A mean curvature flow arising in adversarial training
Leon Bungert, Tim Laux, Kerrek Stinson
TL;DR
The paper develops a rigorous link between adversarial training for binary classification and geometric evolution of the decision boundary by recasting adversarial regularization as a nonlocal perimeter problem and analyzing a minimizing movements scheme. It establishes monotonicity, a selection principle, and consistency with a weighted mean curvature flow as the nonlocal scale $\varepsilon$ vanishes, proving convergence of time-parametrized boundary evolutions to $V = -\frac{1}{\varrho}\mathrm{div}(\varrho \nu_A)$ (equivalently $V = H_A - \nabla\varrho \cdot \nu_A$) on $\partial A$, starting from a smooth Bayes classifier. The work advances the mathematical understanding of adversarial robustness by connecting it to boundary-length minimization and geometric flows, and develops a detailed analysis of the nonlocal total variation $\mathrm{TV}_\varepsilon$ and its subdifferential. These results offer a rigorous, geometry-driven interpretation of how adversarial training concentrates on locally minimizing the decision boundary length, with a framework for studying robustness through a well-posed, convergent evolution process.
Abstract
We connect adversarial training for binary classification to a geometric evolution equation for the decision boundary. Relying on a perspective that recasts adversarial training as a regularization problem, we introduce a modified training scheme that constitutes a minimizing movements scheme for a nonlocal perimeter functional.
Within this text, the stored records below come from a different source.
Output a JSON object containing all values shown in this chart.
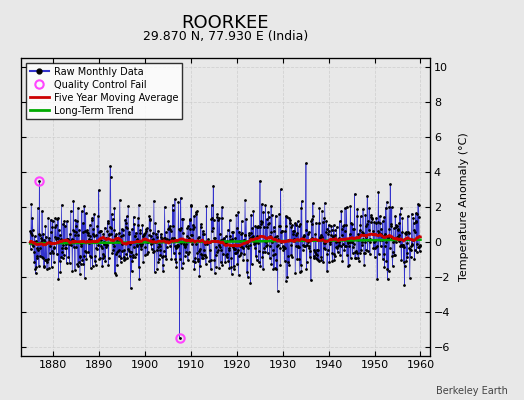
{
  "title": "ROORKEE",
  "subtitle": "29.870 N, 77.930 E (India)",
  "ylabel": "Temperature Anomaly (°C)",
  "credit": "Berkeley Earth",
  "xlim": [
    1873,
    1962
  ],
  "ylim": [
    -6.5,
    10.5
  ],
  "yticks": [
    -6,
    -4,
    -2,
    0,
    2,
    4,
    6,
    8,
    10
  ],
  "xticks": [
    1880,
    1890,
    1900,
    1910,
    1920,
    1930,
    1940,
    1950,
    1960
  ],
  "year_start": 1875,
  "n_months": 1020,
  "background_color": "#e8e8e8",
  "plot_bg_color": "#e8e8e8",
  "raw_line_color": "#3333cc",
  "raw_dot_color": "#000000",
  "moving_avg_color": "#cc0000",
  "trend_color": "#00aa00",
  "qc_fail_color": "#ff44ff",
  "title_fontsize": 13,
  "subtitle_fontsize": 9,
  "seed": 42,
  "qc_fail_indices": [
    24,
    390
  ],
  "qc_fail_values": [
    3.5,
    -5.5
  ],
  "spike_indices": [
    210,
    600,
    720,
    940
  ],
  "spike_values": [
    3.7,
    3.5,
    4.5,
    3.3
  ]
}
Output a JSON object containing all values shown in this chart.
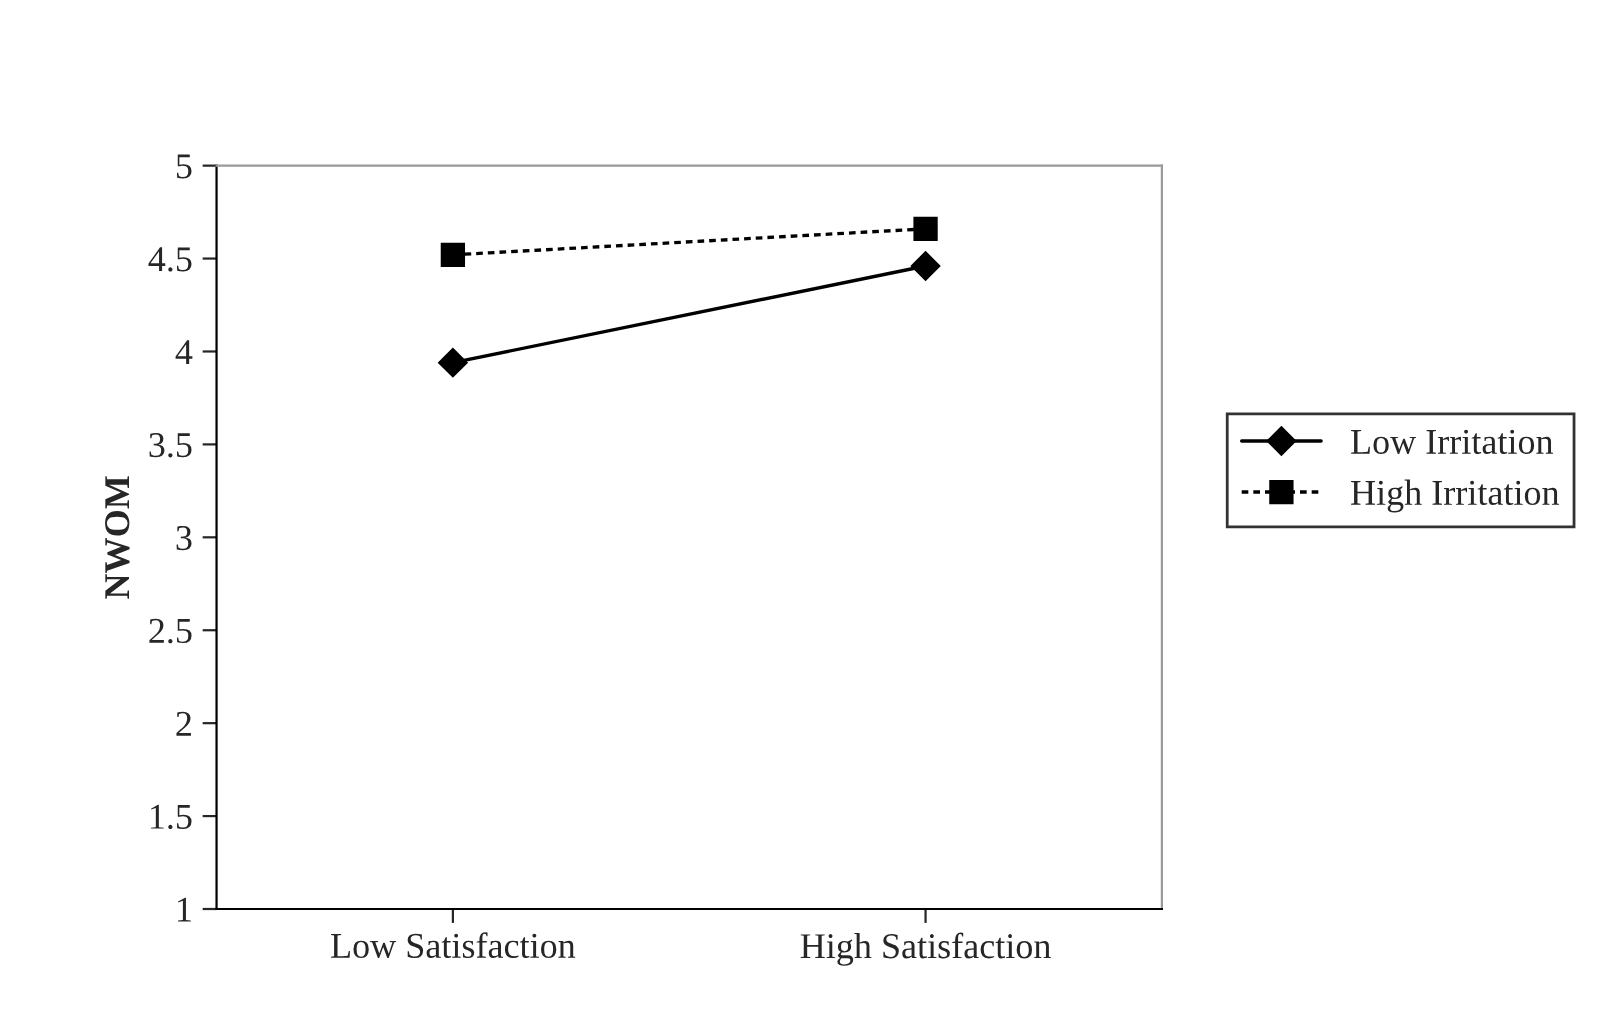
{
  "chart_data": {
    "type": "line",
    "categories": [
      "Low Satisfaction",
      "High Satisfaction"
    ],
    "ylabel": "NWOM",
    "ylim": [
      1,
      5
    ],
    "yticks": [
      1,
      1.5,
      2,
      2.5,
      3,
      3.5,
      4,
      4.5,
      5
    ],
    "series": [
      {
        "name": "Low Irritation",
        "color": "#000000",
        "values": [
          3.94,
          4.46
        ],
        "marker": "diamond",
        "line_style": "solid"
      },
      {
        "name": "High Irritation",
        "color": "#000000",
        "values": [
          4.52,
          4.66
        ],
        "marker": "square",
        "line_style": "dashed"
      }
    ],
    "legend": "right",
    "grid": false
  }
}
We prove that the scheme is monotone and consistent as the adversarial budget vanishes and the perimeter localizes, and as a consequence we rigorously show that the scheme approximates a weighted mean curvature flow. This highlights that the efficacy of adversarial training may be due to locally minimizing the length of the decision boundary. In our analysis, we introduce a variety of tools for working with the subdifferential of a supremal-type nonlocal total variation and its regularity properties.